Para ponernos en camino hacia las “aguas profundas”, o mejor aún, hacia el banquete de bodas como les asegura Jesús a aquellas cinco mujeres atentas y preparadas, es necesario estar dispuesto a educarse. Esa disposición interior, que exige humildad y escucha, es la que nos va gestando para una cultura del diálogo y el encuentro. La persona o la comunidad que no escucha, tampoco se educa, no sale de sí misma, está distraída, extravió el camino del encuentro. La santidad, que propone San Pablo en el texto que escuchamos hoy (cf. 1Tes 4,1-8), nos dice que la misma consiste en dejarse conducir por el Espíritu Santo, que es espíritu de escucha, de atención y de respeto por el otro, todo lo contrario del mal espíritu que induce a abusar del otro o de sí mismo, se trate de personas o de cosas. ¡El Espíritu Santo es el aceite que se derrama en nosotros, hace posible educarnos unos a otros y nos mantiene abiertos a su acción transformadora!

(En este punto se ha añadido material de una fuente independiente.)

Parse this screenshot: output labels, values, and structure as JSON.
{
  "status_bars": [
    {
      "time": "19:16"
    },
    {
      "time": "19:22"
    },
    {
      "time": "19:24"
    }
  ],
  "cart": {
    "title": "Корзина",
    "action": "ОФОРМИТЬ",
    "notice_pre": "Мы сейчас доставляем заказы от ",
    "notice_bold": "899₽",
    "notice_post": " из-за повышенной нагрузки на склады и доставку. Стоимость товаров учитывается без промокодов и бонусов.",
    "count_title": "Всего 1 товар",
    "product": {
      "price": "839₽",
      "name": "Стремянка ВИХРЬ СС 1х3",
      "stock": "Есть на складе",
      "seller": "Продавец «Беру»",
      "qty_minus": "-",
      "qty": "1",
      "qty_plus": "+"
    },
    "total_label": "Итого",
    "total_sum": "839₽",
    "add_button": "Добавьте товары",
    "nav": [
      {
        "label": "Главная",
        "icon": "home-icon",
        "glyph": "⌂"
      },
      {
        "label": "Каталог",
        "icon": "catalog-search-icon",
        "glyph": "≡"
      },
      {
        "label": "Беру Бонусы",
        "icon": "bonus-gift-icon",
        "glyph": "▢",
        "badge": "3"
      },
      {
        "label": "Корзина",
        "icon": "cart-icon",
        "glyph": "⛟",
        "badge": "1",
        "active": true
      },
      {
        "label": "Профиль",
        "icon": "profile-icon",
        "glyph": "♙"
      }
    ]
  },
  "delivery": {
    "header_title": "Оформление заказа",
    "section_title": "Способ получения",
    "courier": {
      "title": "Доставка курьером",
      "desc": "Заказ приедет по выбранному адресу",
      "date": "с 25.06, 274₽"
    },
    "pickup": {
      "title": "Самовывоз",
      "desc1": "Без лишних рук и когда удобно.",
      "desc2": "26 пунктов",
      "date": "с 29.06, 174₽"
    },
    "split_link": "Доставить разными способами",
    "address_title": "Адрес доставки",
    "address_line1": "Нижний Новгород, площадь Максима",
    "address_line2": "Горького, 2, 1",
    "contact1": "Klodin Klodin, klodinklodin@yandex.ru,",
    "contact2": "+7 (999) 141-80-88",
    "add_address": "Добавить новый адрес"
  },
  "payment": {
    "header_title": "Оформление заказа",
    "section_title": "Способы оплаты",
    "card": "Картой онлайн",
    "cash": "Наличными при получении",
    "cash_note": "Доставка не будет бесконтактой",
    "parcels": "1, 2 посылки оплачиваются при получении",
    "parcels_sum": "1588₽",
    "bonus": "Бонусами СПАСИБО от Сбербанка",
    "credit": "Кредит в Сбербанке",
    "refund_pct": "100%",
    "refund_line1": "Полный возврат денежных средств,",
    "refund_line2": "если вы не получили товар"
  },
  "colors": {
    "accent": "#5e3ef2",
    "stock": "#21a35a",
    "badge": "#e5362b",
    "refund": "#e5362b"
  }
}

 La fe cristiana y católica, que distingue y da identidad a nuestra propuesta educativa, no puede ir en contra de la sana razón, al contrario, la fe le da alas a la inteligencia y la orienta para que su ejercicio se dirija al bien de cada persona y de la comunidad entera. Pero es necesario estar atento, porque tanto la razón como la inteligencia pueden enfermarse y así actuar en contra del ser humano, sintiendo en ello placer y pensando que se está actuando bien. El camino sin retorno de aquellas cinco mujeres distraídas revela ese cuadro irracional y paradójico: buscaban pasarla bien, creían que así era mejor, pero erraron el camino. Por eso, es muy importante educarnos en orientar adecuadamente el ejercicio de la inteligencia y también la vida de fe, porque ambas se complementan para estar mejor preparados y atentos ante los desafíos que la vida nos presenta.

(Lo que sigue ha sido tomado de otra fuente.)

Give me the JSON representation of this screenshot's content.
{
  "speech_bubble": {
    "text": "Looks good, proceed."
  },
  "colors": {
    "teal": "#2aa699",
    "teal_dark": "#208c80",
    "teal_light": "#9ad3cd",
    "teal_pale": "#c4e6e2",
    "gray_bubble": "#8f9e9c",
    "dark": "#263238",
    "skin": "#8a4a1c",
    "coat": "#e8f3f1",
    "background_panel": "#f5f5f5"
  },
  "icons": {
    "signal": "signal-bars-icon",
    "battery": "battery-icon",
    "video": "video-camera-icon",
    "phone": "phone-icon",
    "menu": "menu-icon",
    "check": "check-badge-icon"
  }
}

Nosotros, educadores católicos, tenemos mucho más que unos sabios que inspiren nuestro ideario, sino a alguien que con su propia vida lo hizo posible para todos, creyentes y no creyentes; alguien que superó todos los obstáculos y todas las medidas, pero al mismo tiempo se sometió a lo aparentemente pequeño e insignificante, para poder caminar con todos y llegar a todos: es Jesús de Nazaret, el que murió, resucitó y vive para siempre, victorioso sobre el pecado, la muerte y el mal. El único sentido que tiene para nosotros cultivar este espacio educativo en el ámbito de la Iglesia es para anunciar a Jesucristo. No tenemos otro tesoro que éste, recordábamos en Aparecida. (Aparecida. Introducción).

 Hoy es la Jornada Mundial de Oración por el Cuidado de la Creación, que nos desafía también a educarnos para el diálogo y el encuentro, porque al escuchar a la creación, el papa Francisco observa que existe una “especie de disonancia”, descuido, distracción, diríamos recordando la parábola de Jesús, y dice: “Por un lado, [la creación] es un dulce canto que alaba a nuestro amado Creador; por otro, es un amargo grito que se queja de nuestro maltrato humano”.

Que María de Itatí, Tierna Madre de Dios y Madre nuestra, nos tome en sus manos, nos enseñe a educarnos unos a otros por el camino del diálogo y el encuentro, y nos libre de todo mal. Así sea.